После этих неприятностей мы не виделись недели две, но накануне моего
отъезда в Швейцарию и Германию она подстерегла меня в скверике,
расположенном в конце улицы, на которой я жил, стройная и чужая в новом
платье, сизом, как Париж, и в действительно прелестной новой шляпке с крылом
синей птицы. Она протянула мне сложенный листок. "Мне нужен от вас последний
совет, сказала она голосом, который французы зовут "белым". -- Вот
полученное мною предложение о браке. Я буду ждать до полуночи. Если от вас
не будет вестей, я его приму." И окликнув такси, уехала.
Письмо по случаю осталось в моих бумагах. Вот сей лист:
"Увы, боюсь, что только жалость родят мои признанья, Lise (автор, хоть
он и пишет по-русски, всюду пользуется этой французской формой ее имени,
чтобы, как я полагаю, избежать и фамильярного "Лиза", и формального
"Елизавета Иннокентьевна"). Человеку чуткому всегда жалко видеть другого в
неловком положении. А мое положение -- определенно неловкое.

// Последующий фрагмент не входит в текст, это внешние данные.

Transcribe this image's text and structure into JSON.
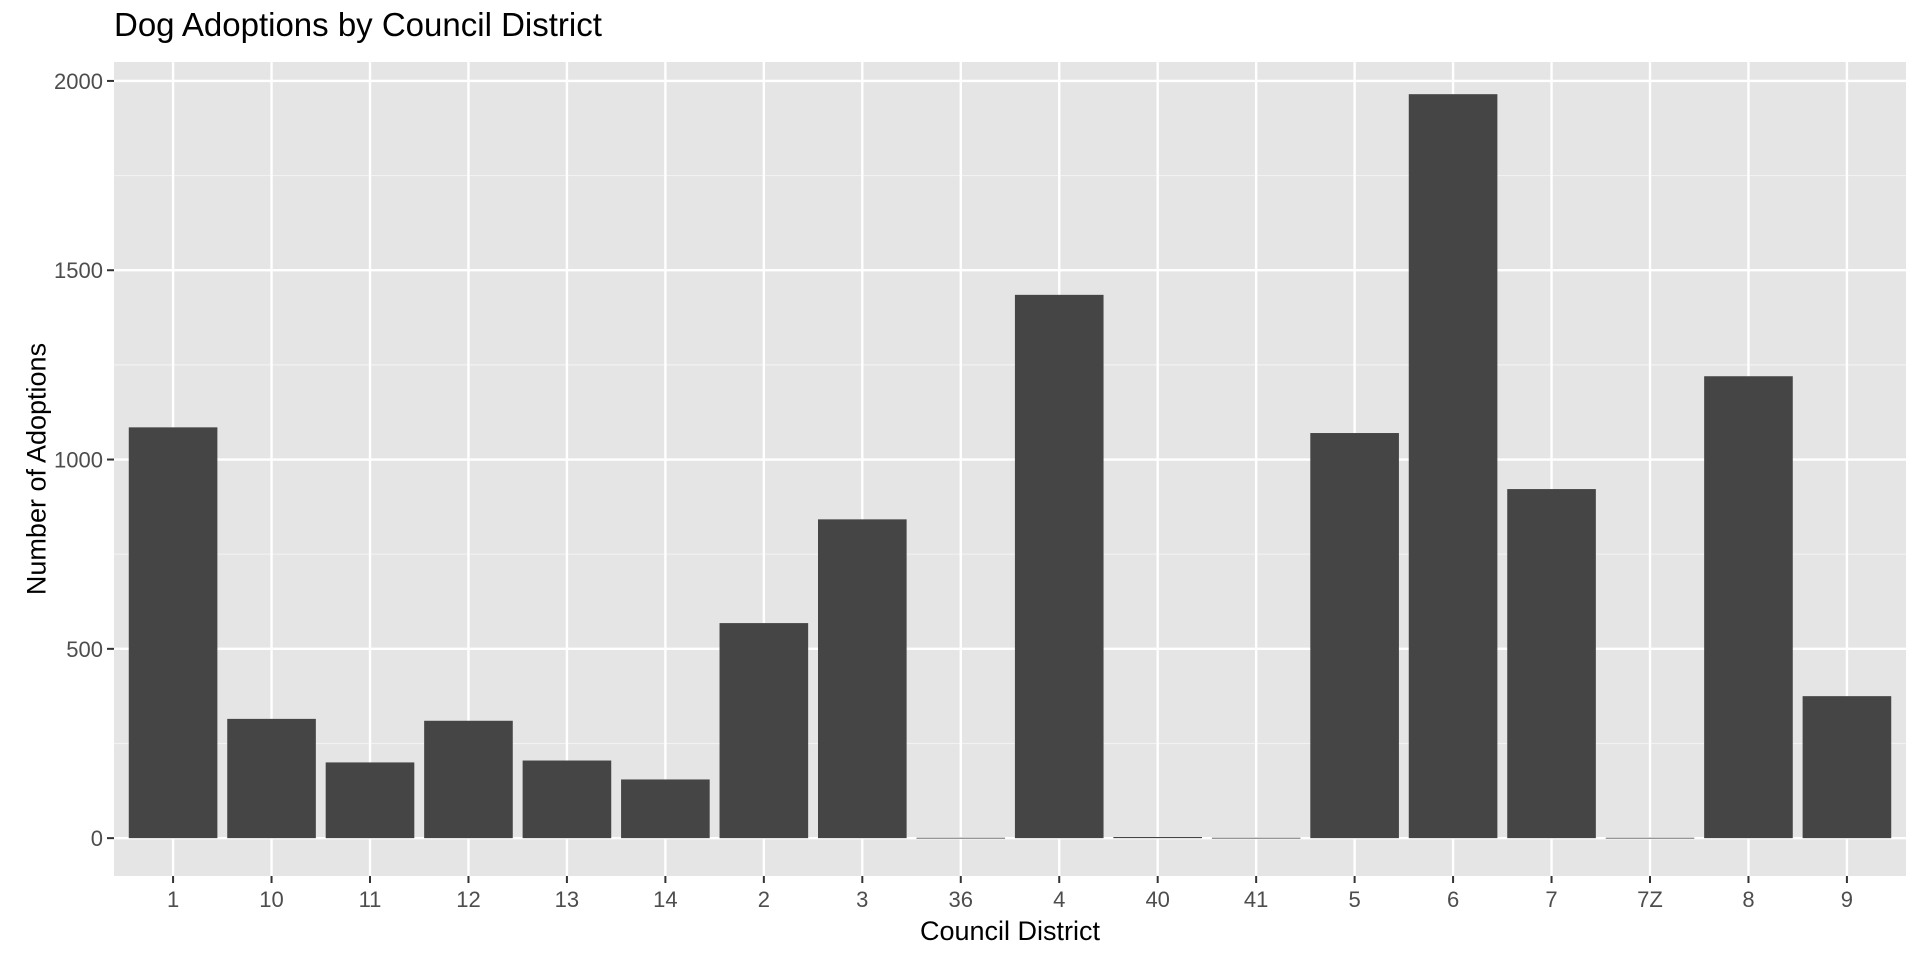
{
  "chart_data": {
    "type": "bar",
    "title": "Dog Adoptions by Council District",
    "xlabel": "Council District",
    "ylabel": "Number of Adoptions",
    "categories": [
      "1",
      "10",
      "11",
      "12",
      "13",
      "14",
      "2",
      "3",
      "36",
      "4",
      "40",
      "41",
      "5",
      "6",
      "7",
      "7Z",
      "8",
      "9"
    ],
    "values": [
      1085,
      315,
      200,
      310,
      205,
      155,
      568,
      842,
      1,
      1435,
      3,
      1,
      1070,
      1965,
      922,
      1,
      1220,
      375
    ],
    "ylim": [
      -100,
      2050
    ],
    "yticks": [
      0,
      500,
      1000,
      1500,
      2000
    ],
    "grid": true,
    "legend": "none",
    "colors": {
      "bar": "#454545",
      "panel": "#e5e5e5",
      "grid_major": "#ffffff",
      "grid_minor": "#f2f2f2",
      "tick_text": "#4d4d4d",
      "tick_mark": "#333333"
    }
  }
}
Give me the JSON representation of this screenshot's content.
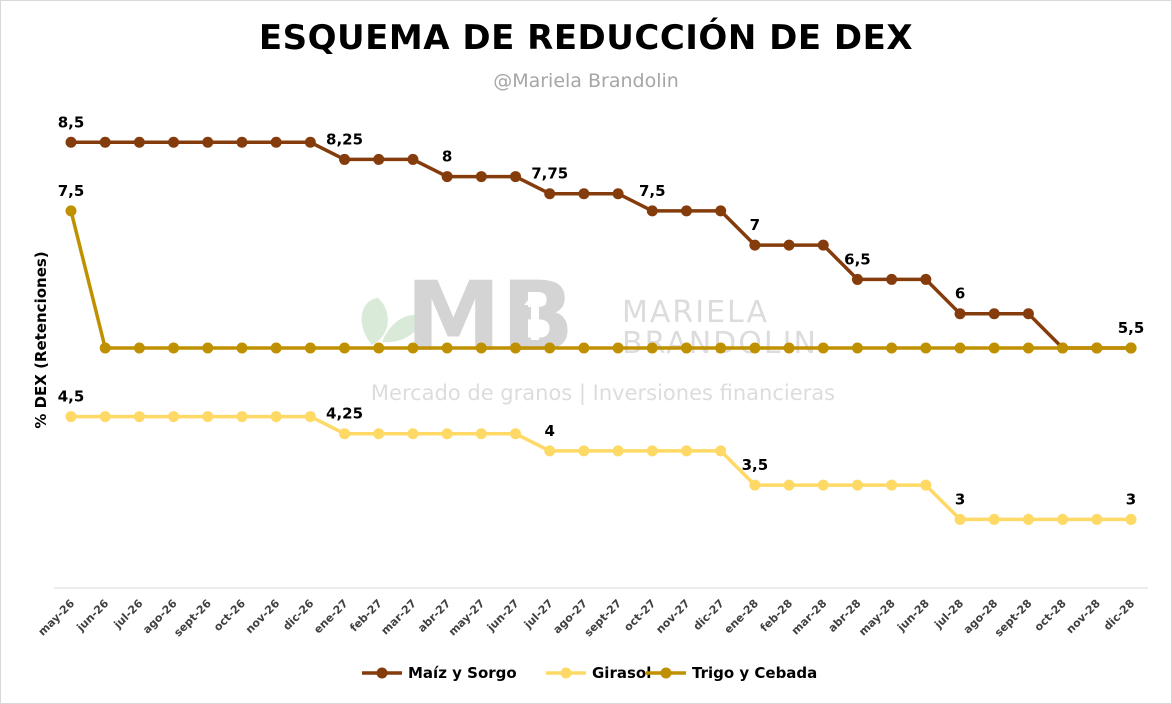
{
  "title": "ESQUEMA DE REDUCCIÓN DE DEX",
  "subtitle": "@Mariela Brandolin",
  "watermark": {
    "logo": "MB",
    "name_line1": "MARIELA",
    "name_line2": "BRANDOLIN",
    "tagline": "Mercado de granos | Inversiones financieras"
  },
  "chart_data": {
    "type": "line",
    "ylabel": "% DEX (Retenciones)",
    "xlabel": "",
    "ylim": [
      2,
      9
    ],
    "grid": false,
    "legend_position": "bottom",
    "categories": [
      "may-26",
      "jun-26",
      "jul-26",
      "ago-26",
      "sept-26",
      "oct-26",
      "nov-26",
      "dic-26",
      "ene-27",
      "feb-27",
      "mar-27",
      "abr-27",
      "may-27",
      "jun-27",
      "jul-27",
      "ago-27",
      "sept-27",
      "oct-27",
      "nov-27",
      "dic-27",
      "ene-28",
      "feb-28",
      "mar-28",
      "abr-28",
      "may-28",
      "jun-28",
      "jul-28",
      "ago-28",
      "sept-28",
      "oct-28",
      "nov-28",
      "dic-28"
    ],
    "series": [
      {
        "name": "Maíz y Sorgo",
        "color": "#843c0c",
        "values": [
          8.5,
          8.5,
          8.5,
          8.5,
          8.5,
          8.5,
          8.5,
          8.5,
          8.25,
          8.25,
          8.25,
          8,
          8,
          8,
          7.75,
          7.75,
          7.75,
          7.5,
          7.5,
          7.5,
          7,
          7,
          7,
          6.5,
          6.5,
          6.5,
          6,
          6,
          6,
          5.5,
          5.5,
          5.5
        ],
        "labels": [
          {
            "index": 0,
            "text": "8,5"
          },
          {
            "index": 8,
            "text": "8,25"
          },
          {
            "index": 11,
            "text": "8"
          },
          {
            "index": 14,
            "text": "7,75"
          },
          {
            "index": 17,
            "text": "7,5"
          },
          {
            "index": 20,
            "text": "7"
          },
          {
            "index": 23,
            "text": "6,5"
          },
          {
            "index": 26,
            "text": "6"
          },
          {
            "index": 31,
            "text": "5,5"
          }
        ]
      },
      {
        "name": "Girasol",
        "color": "#ffd966",
        "values": [
          4.5,
          4.5,
          4.5,
          4.5,
          4.5,
          4.5,
          4.5,
          4.5,
          4.25,
          4.25,
          4.25,
          4.25,
          4.25,
          4.25,
          4,
          4,
          4,
          4,
          4,
          4,
          3.5,
          3.5,
          3.5,
          3.5,
          3.5,
          3.5,
          3,
          3,
          3,
          3,
          3,
          3
        ],
        "labels": [
          {
            "index": 0,
            "text": "4,5"
          },
          {
            "index": 8,
            "text": "4,25"
          },
          {
            "index": 14,
            "text": "4"
          },
          {
            "index": 20,
            "text": "3,5"
          },
          {
            "index": 26,
            "text": "3"
          },
          {
            "index": 31,
            "text": "3"
          }
        ]
      },
      {
        "name": "Trigo y Cebada",
        "color": "#bf9000",
        "values": [
          7.5,
          5.5,
          5.5,
          5.5,
          5.5,
          5.5,
          5.5,
          5.5,
          5.5,
          5.5,
          5.5,
          5.5,
          5.5,
          5.5,
          5.5,
          5.5,
          5.5,
          5.5,
          5.5,
          5.5,
          5.5,
          5.5,
          5.5,
          5.5,
          5.5,
          5.5,
          5.5,
          5.5,
          5.5,
          5.5,
          5.5,
          5.5
        ],
        "labels": [
          {
            "index": 0,
            "text": "7,5"
          }
        ]
      }
    ]
  }
}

Вас, Lise, окружают поэты, ученые, художники, дэнди. Прославленный
живописец, сделавший в прошлом году Ваш портрет, теперь, как слышно,
спивается в дебрях Массачусетса. Каких только слухов не ходит. И вот, я
осмеливаюсь писать к Вам.
Я не красив, не интересен, не талантлив. Я даже не богат. Но, Lise, я
предлагаю Вам все, что у меня есть, до последней капельки крови, до
последней слезы, все. И поверьте, это больше, чем может Вам предложить какой
угодно гений, ведь гению приходится многое оставлять про запас и, стало
быть, он не в состоянии предложить Вам всего себя, как я. Быть может,
счастье не суждено мне, но я знаю, я сделаю все, чтобы Вы были счастливы. Я
хочу, чтобы Вы писали стихи. Я хочу, чтобы Вы продолжали Ваши
психотерапевтические опыты, -- в которых я многого не понимаю, сомневаясь и
в правильности того, что мне удается понять. Кстати, в отдельном конверте я
посылаю Вам изданную в Праге брошюру моего друга, профессора Шато, который с
блеском опровергает теорию Вашего д-ра Халпа о том, что рождение
представляет собою акт самоубийства со стороны младенца. Я позволил себе
исправить очевидную опечатку на 48-й странице великолепной статьи Шато.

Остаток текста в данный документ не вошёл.